Langsung ke konten

Balai Kerajaan di Mersin

3 JUNI 2016
TURKIYE

Mahkamah Eropa untuk Hak Asasi Manusia Memutuskan Bahwa Turki Harus Mengakui Balai Kerajaan Sebagai ”Tempat Ibadah”

Mahkamah Eropa untuk Hak Asasi Manusia Memutuskan Bahwa Turki Harus Mengakui Balai Kerajaan Sebagai ”Tempat Ibadah”

Pada 24 Mei 2016, Mahkamah Eropa untuk Hak Asasi Manusia (ECHR) menjunjung hak kebebasan beragama bagi agama-agama minoritas di Turki. Keputusan ini membahas bahwa pemerintah Turki telah menerapkan peraturan tata ruang dengan sangat ketat sehingga Saksi-Saksi Yehuwa tidak bisa mendapatkan pengakuan resmi atas Balai Kerajaan mereka sebagai ”tempat ibadah”.

ECHR mendapati bahwa peraturan tata ruang Turki mengizinkan bangunan besar dijadikan ”tempat ibadah”, tapi tidak menyebutkan tentang bangunan yang cocok untuk kelompok agama yang lebih kecil. Jadi, Turki sebenarnya melarang kebebasan beragama Saksi-Saksi Yehuwa dan dengan demikian melanggar Pasal 9 dari Konvensi Eropa Mengenai Hak Asasi Manusia. a Keputusan itu menyatakan bahwa pemerintah menggunakan peraturan tata ruang untuk ”memaksakan persyaratan yang kaku, dan bahkan membatasi, terhadap kegiatan [ibadah] dari kelompok agama minoritas, salah satunya Saksi-Saksi Yehuwa”.

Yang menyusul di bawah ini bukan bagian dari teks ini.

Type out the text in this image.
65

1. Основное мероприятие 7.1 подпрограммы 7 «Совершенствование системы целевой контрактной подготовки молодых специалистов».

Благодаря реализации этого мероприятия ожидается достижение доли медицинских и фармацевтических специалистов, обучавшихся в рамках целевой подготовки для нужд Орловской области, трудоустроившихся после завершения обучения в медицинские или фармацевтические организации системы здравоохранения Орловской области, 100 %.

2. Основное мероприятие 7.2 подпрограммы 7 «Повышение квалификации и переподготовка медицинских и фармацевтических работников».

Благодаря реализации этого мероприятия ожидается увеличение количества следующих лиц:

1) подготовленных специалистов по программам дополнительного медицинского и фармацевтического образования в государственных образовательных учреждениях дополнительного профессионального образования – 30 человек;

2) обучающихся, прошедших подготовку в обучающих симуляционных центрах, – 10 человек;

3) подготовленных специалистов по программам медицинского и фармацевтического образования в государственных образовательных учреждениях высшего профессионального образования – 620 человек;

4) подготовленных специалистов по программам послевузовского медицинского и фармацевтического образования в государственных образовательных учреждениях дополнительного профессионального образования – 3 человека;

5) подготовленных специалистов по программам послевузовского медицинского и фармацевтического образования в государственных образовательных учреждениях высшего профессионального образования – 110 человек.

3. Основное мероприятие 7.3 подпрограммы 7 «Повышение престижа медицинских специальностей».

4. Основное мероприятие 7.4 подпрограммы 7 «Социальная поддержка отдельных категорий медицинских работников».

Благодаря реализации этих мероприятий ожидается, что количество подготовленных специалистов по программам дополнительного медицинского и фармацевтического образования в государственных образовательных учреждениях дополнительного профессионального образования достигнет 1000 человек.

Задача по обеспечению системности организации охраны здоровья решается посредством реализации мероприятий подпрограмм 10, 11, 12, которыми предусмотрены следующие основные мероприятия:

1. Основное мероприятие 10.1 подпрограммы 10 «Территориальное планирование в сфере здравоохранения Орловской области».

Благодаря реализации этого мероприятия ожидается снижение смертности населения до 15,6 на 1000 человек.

Peraturan Tata Ruang Tidak Mengakomodasi Kelompok Agama Minoritas

Saksi-Saksi Yehuwa adalah kelompok agama yang telah terdaftar di Turki dan telah bertahun-tahun berusaha agar Balai Kerajaan mereka diakui secara resmi sebagai ”tempat ibadah” yang sesuai dengan peraturan tata ruang. Tapi, kalangan berwenang Turki terus menolak untuk mengakui Balai Kerajaan Saksi-Saksi Yehuwa sebagai ”tempat ibadah”.

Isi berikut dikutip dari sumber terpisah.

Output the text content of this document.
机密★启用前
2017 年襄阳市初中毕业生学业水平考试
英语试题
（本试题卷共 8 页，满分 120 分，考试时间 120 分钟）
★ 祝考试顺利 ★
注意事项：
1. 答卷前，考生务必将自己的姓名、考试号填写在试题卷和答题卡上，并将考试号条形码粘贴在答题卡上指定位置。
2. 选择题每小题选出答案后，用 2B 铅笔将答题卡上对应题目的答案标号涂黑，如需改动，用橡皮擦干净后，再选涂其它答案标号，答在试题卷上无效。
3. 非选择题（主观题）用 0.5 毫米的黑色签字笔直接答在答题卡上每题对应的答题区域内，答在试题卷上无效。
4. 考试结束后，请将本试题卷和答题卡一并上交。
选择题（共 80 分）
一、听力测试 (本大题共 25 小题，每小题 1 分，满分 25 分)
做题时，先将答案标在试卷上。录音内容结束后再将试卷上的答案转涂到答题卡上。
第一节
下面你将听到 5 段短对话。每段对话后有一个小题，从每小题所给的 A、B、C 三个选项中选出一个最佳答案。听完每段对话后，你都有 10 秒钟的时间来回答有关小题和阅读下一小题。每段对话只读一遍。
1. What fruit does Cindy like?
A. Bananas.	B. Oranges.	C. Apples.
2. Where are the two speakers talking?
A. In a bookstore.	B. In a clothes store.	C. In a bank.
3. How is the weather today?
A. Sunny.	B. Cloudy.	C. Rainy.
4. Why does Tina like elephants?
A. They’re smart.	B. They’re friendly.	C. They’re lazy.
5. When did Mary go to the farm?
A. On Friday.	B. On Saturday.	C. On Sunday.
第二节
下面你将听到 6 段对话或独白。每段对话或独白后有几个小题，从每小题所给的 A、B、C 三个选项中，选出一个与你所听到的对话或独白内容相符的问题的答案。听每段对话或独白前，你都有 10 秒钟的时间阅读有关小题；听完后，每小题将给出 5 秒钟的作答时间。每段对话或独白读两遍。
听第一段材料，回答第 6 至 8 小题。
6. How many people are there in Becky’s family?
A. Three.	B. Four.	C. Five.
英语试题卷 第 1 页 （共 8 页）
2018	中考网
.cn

Karena Saksi-Saksi Yehuwa tidak bisa memenuhi peraturan tata ruang ini, ke-25 Balai Kerajaan mereka di Turki selalu terancam akan ditutup dan disegel oleh kalangan berwenang. Balai Kerajaan di Mersin dan Akçay telah beberapa kali ditutup dan disegel sejak Agustus 2003. Di distrik Karşıyaka di İzmir, kalangan berwenang tidak mengakui Balai Kerajaan sebagai tempat ibadah. Kasus Balai Kerajaan di Mersin dan İzmir adalah bahan pembahasan yang digunakan oleh ECHR untuk membuat keputusan pada tanggal 24 Mei.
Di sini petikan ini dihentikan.